The week I bought my Taylor 610E I saw the LL33J on sale at the local Yamaha shop...it was so impressive I returned the Taylor and don`t regret it one iota.


----------



## shoretyus (Jan 6, 2007)

Sorry Pete the locals have figured it out. But three out of four of those guitars have a lacquer blush problem


----------



## sneakypete (Feb 2, 2006)

dang...too late.


----------



## Grenvilleter (Dec 22, 2007)

I am not familiar with the Yamaha line but some spec's would be really nice.
Stuff like types of wood used in construction on body, top and neck, Nut width, scale length, bracing pattern and type eg: " X" forward shifted or scalloped, bridge plate composition, fingerboard and bridge composition.

Many times even a good pic just don't convey these little snippets that sometimes define a really well built guitar.

Congratulations on your new sweetheart. :food-smiley-004:

EDIT- I just checked the reviews as linked on an earlier post and 1 guy claims the fingerboard is Ebony and another claims it to be Rosewood ??
They all agree the sound is killer however.


----------



## sneakypete (Feb 2, 2006)

found some pics of an LL33J that was for sale on line over here a while...not mine `cause I won`t sell it.
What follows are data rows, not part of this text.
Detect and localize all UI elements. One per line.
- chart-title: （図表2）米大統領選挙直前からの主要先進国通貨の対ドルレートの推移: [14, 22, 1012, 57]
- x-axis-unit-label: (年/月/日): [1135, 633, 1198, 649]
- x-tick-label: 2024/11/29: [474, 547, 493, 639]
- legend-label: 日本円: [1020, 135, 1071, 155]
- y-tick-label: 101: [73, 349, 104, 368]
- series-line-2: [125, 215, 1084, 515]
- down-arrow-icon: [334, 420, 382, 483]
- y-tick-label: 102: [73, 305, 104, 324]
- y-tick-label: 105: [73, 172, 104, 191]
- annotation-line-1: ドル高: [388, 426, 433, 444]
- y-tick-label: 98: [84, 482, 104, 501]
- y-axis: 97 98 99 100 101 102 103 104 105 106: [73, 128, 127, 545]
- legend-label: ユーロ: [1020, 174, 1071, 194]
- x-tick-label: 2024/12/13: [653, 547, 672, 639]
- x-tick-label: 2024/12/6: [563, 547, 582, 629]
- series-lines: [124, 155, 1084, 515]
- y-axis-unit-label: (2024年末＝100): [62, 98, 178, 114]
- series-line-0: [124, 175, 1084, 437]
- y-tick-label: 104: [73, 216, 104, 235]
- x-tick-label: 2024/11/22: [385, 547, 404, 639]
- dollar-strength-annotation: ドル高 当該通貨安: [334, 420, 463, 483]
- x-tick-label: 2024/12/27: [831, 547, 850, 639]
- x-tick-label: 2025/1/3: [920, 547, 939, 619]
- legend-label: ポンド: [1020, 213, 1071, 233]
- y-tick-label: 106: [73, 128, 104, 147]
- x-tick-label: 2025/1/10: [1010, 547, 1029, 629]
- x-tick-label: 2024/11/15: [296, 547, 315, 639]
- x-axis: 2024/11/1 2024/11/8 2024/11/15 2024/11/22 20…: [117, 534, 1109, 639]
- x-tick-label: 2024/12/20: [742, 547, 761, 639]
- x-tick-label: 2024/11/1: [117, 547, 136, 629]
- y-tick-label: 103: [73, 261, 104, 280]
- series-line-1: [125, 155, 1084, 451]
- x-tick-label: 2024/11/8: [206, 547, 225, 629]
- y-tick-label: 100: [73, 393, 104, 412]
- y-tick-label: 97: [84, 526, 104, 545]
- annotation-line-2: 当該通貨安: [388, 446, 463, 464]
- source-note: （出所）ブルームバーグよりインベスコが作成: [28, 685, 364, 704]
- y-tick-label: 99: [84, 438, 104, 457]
But just to compare...The LLs have scalloped X bracing, the newer series have multi piece necks, mine is a single piece of mahogany. The high ends are hand built in Japan. Fingerboard and bridge are ebony.


----------



## bluezombie (May 7, 2007)

Wow sneakypete, your Yamaha looks like a god version of mine haha. Beautiful inlaying


----------



## Ship of fools (Nov 17, 2007)

*Blue Book says*

Here's what the Blue Book says about them.
The LL-500 Handcrafted acoustic LL body style, solid Sitka Spruce top, solid Rosewood back and sides mother of pearl snowflake inlays,abalone rosette,ivory cell bindings.Natural finish,fingerboard Rosewood,bridge Rosewood.
MSR$1799....100%..$1325......Excellent...$$775-900...Average..$$500-575
Made from 1999 to present, they seem to be the middle of the road for the LL series, so it looks as if you scored pretty nicely there, Yamaha's are a true and tested acoustic guitar and for these series you really can't go wrong, I am sure she must sound pretty sweet.Ship


----------



## JHarasym (Mar 27, 2007)

The Yamaha web site shows the LL500 being built from 1999:
http://www.yamaha.co.jp/english/product/guitar/aguitar/history.html


----------